Abkehr von den Zeugen Jehovas nach Verkehrsunfall
Fast 200.000 Mitglieder hat die Glaubensgemeinschaft in Deutschland, davon leben etwa 30.000 in Baden-Württemberg. Von Geburt an war Daniela Tortiello eine davon. Den Verkehrsunfall 1999 haben sie und ihr Sohn überlebt, obwohl sie auf die Bluttransfusion verzichtet hatte. Doch sie kam durch dieses Erlebnis ins Zweifeln über die Regeln der Glaubensgemeinschaft. Und trat aus. Was dann folgte, beschreibt sie heute so: Sie habe sich geächtet gefühlt durch andere Mitglieder der Glaubensgemeinschaft. Die Folgen des Austritts empfindet sie bis heute als großes Leid für sich und ihre Familie.
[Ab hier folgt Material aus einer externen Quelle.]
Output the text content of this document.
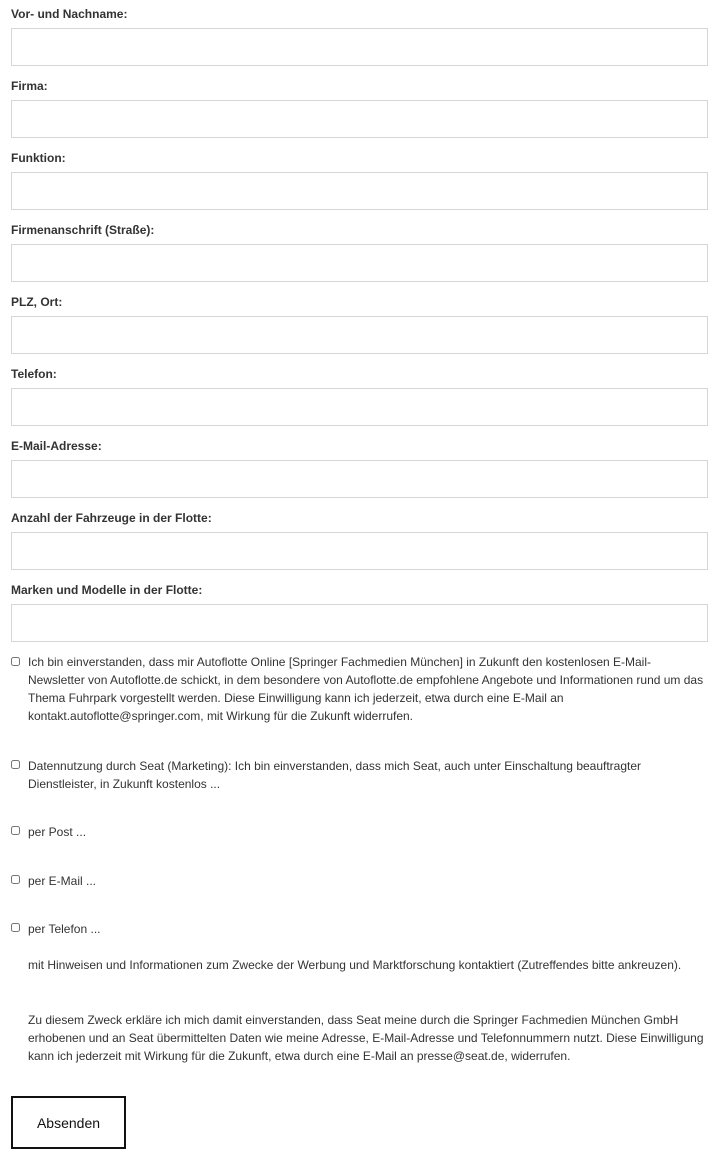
Vor- und Nachname:
Firma:
Funktion:
Firmenanschrift (Straße):
PLZ, Ort:
Telefon:
E-Mail-Adresse:
Anzahl der Fahrzeuge in der Flotte:
Marken und Modelle in der Flotte:
Ich bin einverstanden, dass mir Autoflotte Online [Springer Fachmedien München] in Zukunft den kostenlosen E-Mail-Newsletter von Autoflotte.de schickt, in dem besondere von Autoflotte.de empfohlene Angebote und Informationen rund um das Thema Fuhrpark vorgestellt werden. Diese Einwilligung kann ich jederzeit, etwa durch eine E-Mail an kontakt.autoflotte@springer.com, mit Wirkung für die Zukunft widerrufen.
Datennutzung durch Seat (Marketing): Ich bin einverstanden, dass mich Seat, auch unter Einschaltung beauftragter Dienstleister, in Zukunft kostenlos ...
per Post ...
per E-Mail ...
per Telefon ...
mit Hinweisen und Informationen zum Zwecke der Werbung und Marktforschung kontaktiert (Zutreffendes bitte ankreuzen).
Zu diesem Zweck erkläre ich mich damit einverstanden, dass Seat meine durch die Springer Fachmedien München GmbH erhobenen und an Seat übermittelten Daten wie meine Adresse, E-Mail-Adresse und Telefonnummern nutzt. Diese Einwilligung kann ich jederzeit mit Wirkung für die Zukunft, etwa durch eine E-Mail an presse@seat.de, widerrufen.
Absenden
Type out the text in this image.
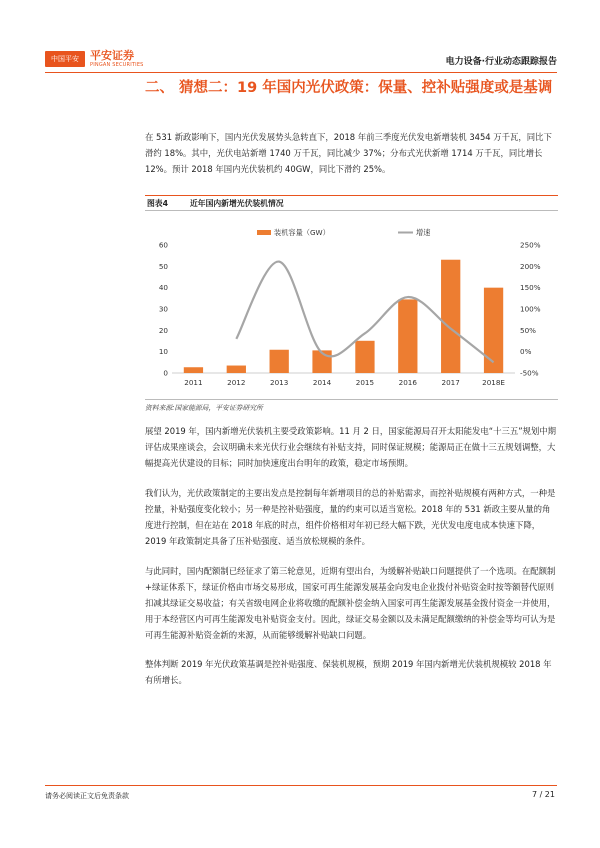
中国平安	平安证券
PINGAN SECURITIES	电力设备·行业动态跟踪报告
二、 猜想二：19 年国内光伏政策：保量、控补贴强度或是基调
在 531 新政影响下，国内光伏发展势头急转直下，2018 年前三季度光伏发电新增装机 3454 万千瓦，同比下滑约 18%。其中，光伏电站新增 1740 万千瓦，同比减少 37%；分布式光伏新增 1714 万千瓦，同比增长 12%。预计 2018 年国内光伏装机约 40GW，同比下滑约 25%。
图表4	近年国内新增光伏装机情况
装机容量（GW）	增速
60
50
40
30
20
10
0
250%
200%
150%
100%
50%
0%
-50%
2011	2012	2013	2014	2015	2016	2017	2018E
资料来源:国家能源局，平安证券研究所
展望 2019 年，国内新增光伏装机主要受政策影响。11 月 2 日，国家能源局召开太阳能发电“十三五”规划中期评估成果座谈会，会议明确未来光伏行业会继续有补贴支持，同时保证规模；能源局正在做十三五规划调整，大幅提高光伏建设的目标；同时加快速度出台明年的政策，稳定市场预期。
我们认为，光伏政策制定的主要出发点是控制每年新增项目的总的补贴需求，而控补贴规模有两种方式，一种是控量，补贴强度变化较小；另一种是控补贴强度，量的约束可以适当宽松。2018 年的 531 新政主要从量的角度进行控制，但在站在 2018 年底的时点，组件价格相对年初已经大幅下跌，光伏发电度电成本快速下降，2019 年政策制定具备了压补贴强度、适当放松规模的条件。
与此同时，国内配额制已经征求了第三轮意见，近期有望出台，为缓解补贴缺口问题提供了一个选项。在配额制+绿证体系下，绿证价格由市场交易形成，国家可再生能源发展基金向发电企业拨付补贴资金时按等额替代原则扣减其绿证交易收益；有关省级电网企业将收缴的配额补偿金纳入国家可再生能源发展基金拨付资金一并使用，用于本经营区内可再生能源发电补贴资金支付。因此，绿证交易金额以及未满足配额缴纳的补偿金等均可认为是可再生能源补贴资金新的来源，从而能够缓解补贴缺口问题。
整体判断 2019 年光伏政策基调是控补贴强度、保装机规模，预期 2019 年国内新增光伏装机规模较 2018 年有所增长。
请务必阅读正文后免责条款	7 / 21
Aussteigerin beschreibt Gefühl der Ächtung: "Es tut sehr weh"
Im Gespräch mit dem SWR beschreibt Daniela Tortiello ihre Gefühle nach dem Austritt. Sie sagt, die verbliebenen Gemeinde- und Familienmitglieder hätten ihr Ächtung entgegen gebracht. Wer die Zeugen Jehovas verlasse, werde von seinem bisherigen nahen Umfeld ausgegrenzt: "Das ist ganz allein auf der Welt zu sein. Die ganze Zeit ein Schamgefühl, ein Schuldgefühl mitnehmen, obwohl man nichts gemacht hat." Außerdem sagt sie: "Es tut sehr weh, weil man die Familie vermisst."
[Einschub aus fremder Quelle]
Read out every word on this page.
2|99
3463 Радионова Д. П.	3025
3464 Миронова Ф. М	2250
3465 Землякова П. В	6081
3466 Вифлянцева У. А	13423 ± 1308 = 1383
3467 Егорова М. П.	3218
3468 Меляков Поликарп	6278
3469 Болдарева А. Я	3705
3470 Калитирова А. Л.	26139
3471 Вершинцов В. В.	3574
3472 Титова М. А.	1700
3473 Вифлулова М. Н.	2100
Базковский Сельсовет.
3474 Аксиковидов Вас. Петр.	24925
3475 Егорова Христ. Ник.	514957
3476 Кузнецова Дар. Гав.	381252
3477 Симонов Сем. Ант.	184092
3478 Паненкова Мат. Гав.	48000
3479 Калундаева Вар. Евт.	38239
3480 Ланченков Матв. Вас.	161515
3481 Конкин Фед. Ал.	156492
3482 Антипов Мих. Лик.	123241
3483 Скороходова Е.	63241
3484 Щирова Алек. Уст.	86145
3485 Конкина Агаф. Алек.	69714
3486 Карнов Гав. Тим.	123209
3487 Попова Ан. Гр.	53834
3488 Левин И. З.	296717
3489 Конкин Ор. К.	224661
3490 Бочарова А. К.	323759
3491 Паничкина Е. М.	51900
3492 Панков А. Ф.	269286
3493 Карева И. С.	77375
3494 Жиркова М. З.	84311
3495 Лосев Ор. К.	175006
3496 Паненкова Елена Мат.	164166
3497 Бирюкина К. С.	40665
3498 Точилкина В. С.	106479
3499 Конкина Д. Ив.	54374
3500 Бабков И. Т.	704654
Sie kritisiert, dass sich die Zeugen Jehovas abschotteten. Deshalb lehnt sie die Lebensweise der Glaubengsgemeinschaft heute grundsätzlich ab. "So isoliert zu leben, geht gegen die Menschenrechte. Man hat gar nicht die Möglichkeit, etwas anderes kennen zu lernen, wenn man in so eine Familie rein geboren wird", sagt sie.
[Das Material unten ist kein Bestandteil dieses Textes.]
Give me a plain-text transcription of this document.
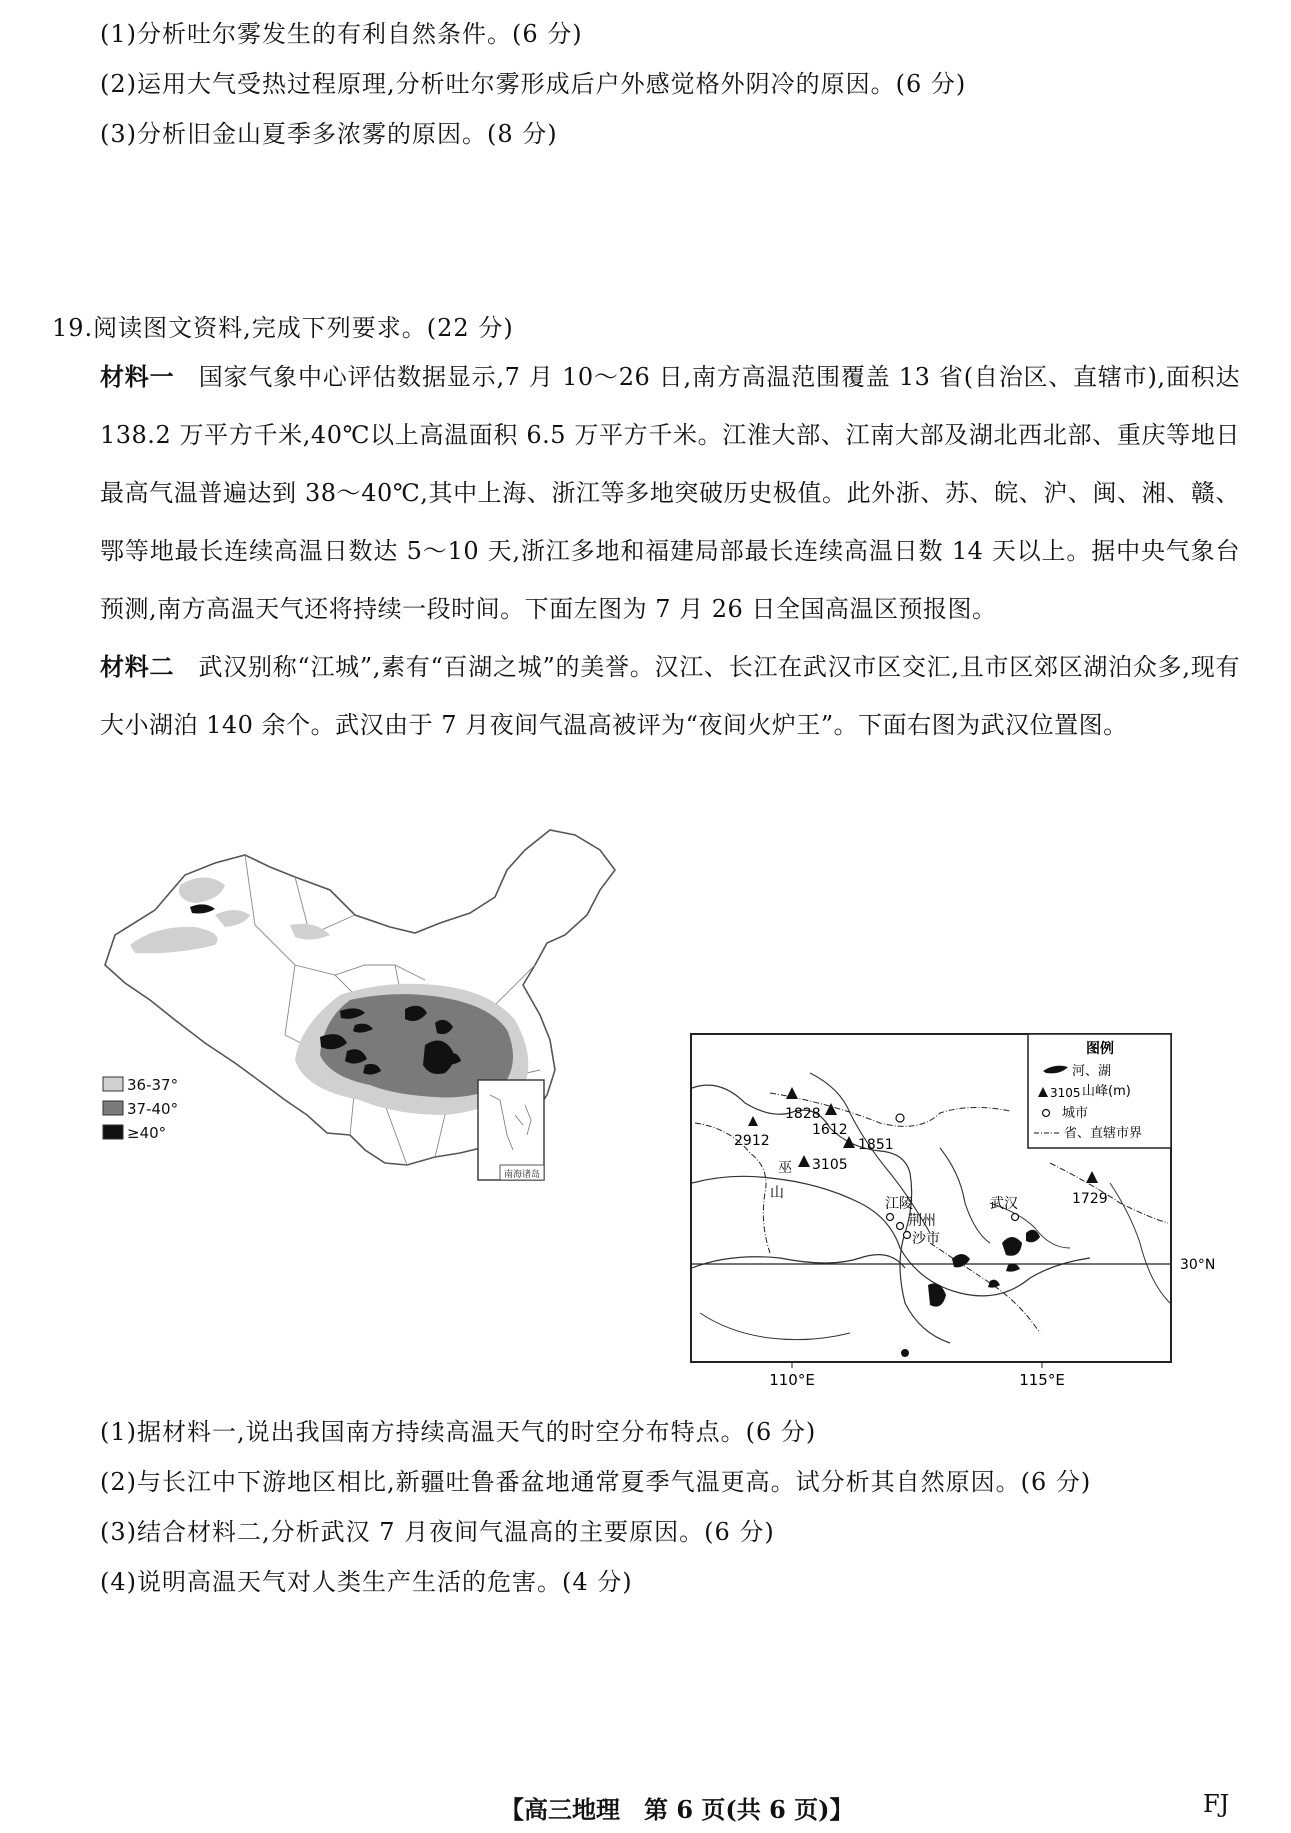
(1)分析吐尔雾发生的有利自然条件。(6 分)
(2)运用大气受热过程原理,分析吐尔雾形成后户外感觉格外阴冷的原因。(6 分)
(3)分析旧金山夏季多浓雾的原因。(8 分)
19.阅读图文资料,完成下列要求。(22 分)
材料一 国家气象中心评估数据显示,7 月 10～26 日,南方高温范围覆盖 13 省(自治区、直辖市),面积达 138.2 万平方千米,40℃以上高温面积 6.5 万平方千米。江淮大部、江南大部及湖北西北部、重庆等地日最高气温普遍达到 38～40℃,其中上海、浙江等多地突破历史极值。此外浙、苏、皖、沪、闽、湘、赣、鄂等地最长连续高温日数达 5～10 天,浙江多地和福建局部最长连续高温日数 14 天以上。据中央气象台预测,南方高温天气还将持续一段时间。下面左图为 7 月 26 日全国高温区预报图。
材料二 武汉别称“江城”,素有“百湖之城”的美誉。汉江、长江在武汉市区交汇,且市区郊区湖泊众多,现有大小湖泊 140 余个。武汉由于 7 月夜间气温高被评为“夜间火炉王”。下面右图为武汉位置图。
南海诸岛
36-37°
37-40°
≥40°
图例
河、湖
3105 山峰(m)
城市
省、直辖市界
30°N
1828
1612
2912	1851
3105
1729
巫
山
江陵
荆州
沙市
武汉
110°E	115°E
(1)据材料一,说出我国南方持续高温天气的时空分布特点。(6 分)
(2)与长江中下游地区相比,新疆吐鲁番盆地通常夏季气温更高。试分析其自然原因。(6 分)
(3)结合材料二,分析武汉 7 月夜间气温高的主要原因。(6 分)
(4)说明高温天气对人类生产生活的危害。(4 分)
【高三地理　第 6 页(共 6 页)】	FJ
Fotograf: Aussteiger-Schicksale gleichen sich
Daniela Tortiello ist von Geburt an Teil der Glaubensgemeinschaft, lebt dort mit Vater, Mutter und fünf Geschwistern, sagt sie. Nach ihrem Austritt sei sie von der Familie isoliert gewesen - bis auch die Mutter die Glaubensgemeinschaft verlassen habe. Mutter und Tochter haben seither wieder Kontakt, aber den Kontakt zu Vater und Geschwistern hat sie nach eigenen Angaben verloren. Schicksale wie diese beobachtet der Fotograf Andy Reimer oft. Alle Aussteiger empfänden massives Leid, berichtet er. Alle litten unter dem, was er "Ächtung" nennt. Deshalb wolle er den Menschen ein Gesicht geben, die so massiv nach dem Ausstieg getroffen seien und "die allein dastehen", sagt er.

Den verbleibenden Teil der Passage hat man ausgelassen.